1629 beanspruchte England die Inseln. Religiöse Siedler aus Amerika bzw. England gründeten 1647 die erste Kolonie auf Eleuthera, die jedoch 1657 aufgegeben werden musste. 1659 wurde ein zweiter Versuch gestartet und die Städte Charles Town und New Providence gegründet. 1670 wurden die Bahamas zur Provinz Carolina hinzugefügt. Die Spanier zerstörten Charles Town mehrmals. Das Chaos ließ die Strukturen der Insel schnell zerfallen und Freibeuter siedelten sich an, die mit Kaperbriefen Jagd auf spanische Schiffe machten. Viele Freibeuter versuchten sich als Piraten, die die Inseln um 1706 fast vollständig kontrollierten. 1714 legten Spanien und England ihren Konflikt mit dem Ende des Spanischen Erbfolgekrieges bei. 1717 wurden die Bahamas Kronkolonie Großbritanniens, um das Chaos mit den Freibeutern, von denen viele zum Piratentum übergegangen waren, zu beseitigen. Die Inseln sahen einen Wohlstand durch Schmuggel mit dem amerikanischen Festland. Der englische Gouverneur gab den Inseln ein eigenes Parlament und konnte die Piratenfrage lösen. Im Zuge der Amerikanischen Unabhängigkeitserklärung 1776 siedelten viele englische Bürger auf die Bahamas über. 1782 besetzte Spanien erneut die Insel, musste sie aber ein Jahr später zurückgeben. In dieser Zeit wurden auch die restlichen Inseln der Bahamas besiedelt. 1807 wurde der Sklavenhandel verboten, 1836 die Sklaverei ganz. Damit war der Wirtschaft der Bahamas der Boden entzogen. Viele weiße Siedler verließen das Land, das nun verarmte. Im Amerikanischen Bürgerkrieg kam es zu einem erneuten Aufschwung durch Schmuggel, der aber nur von kurzer Dauer war. Auch in der Prohibition profitierte die Insel davon. Die sozialen Probleme schlugen sich in der Gründung von Arbeiterbewegungen in den Zwanziger Jahren nieder, die ab dem Zweiten Weltkrieg auch politisch aktiv wurden. 1962 wurde das Frauenwahlrecht eingeführt und 1969 eine neue Verfassung erlassen.

Moderne
1973 machten sich die Inseln als Commonwealth of the Bahamas unabhängig.
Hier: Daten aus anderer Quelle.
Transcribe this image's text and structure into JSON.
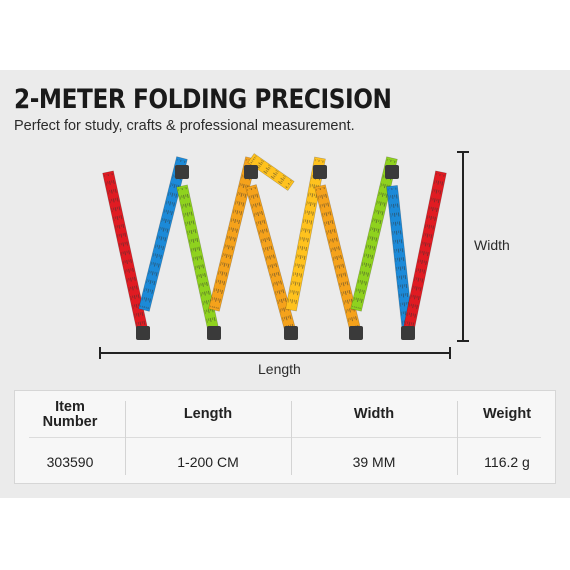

Die Inselrepublik war nun eine parlamentarische Monarchie mit dem britischen König als Staatsoberhaupt. Der erste Premierminister wurde Lyndon O. Pindling, der bis 1992 das Land regierte. Die Bahamas wurden unter ihm maßgeblich als Steueroase in der Karibik ausgebaut, aber auch der Tourismus gefördert. Als kleiner, nur mit wenigen Rohstoffen verfügender Staat, sind die Bahamas eine relativ stabile Demokratie in der Karibik. Innen-, wie außenpolitisch kam es unter der Regierung Pindlings zu keinen nennenswerten Ereignissen. 1992 löste eine rechtskonservative Regierung unter Hubert Ingraham den ersten Premier ab. Außenpolitisch verschärfte sich der Ton zu den USA und EU im Streit um das Land als Steueroase. Innenpolitisch verstärkte sich der Drogenhandel mit den karibischen Inseln und der USA. Eine hohe Arbeitslosigkeit führte zu massiven sozialen Problemen im ersten Jahrzehnt des 21. Jahrhunderts.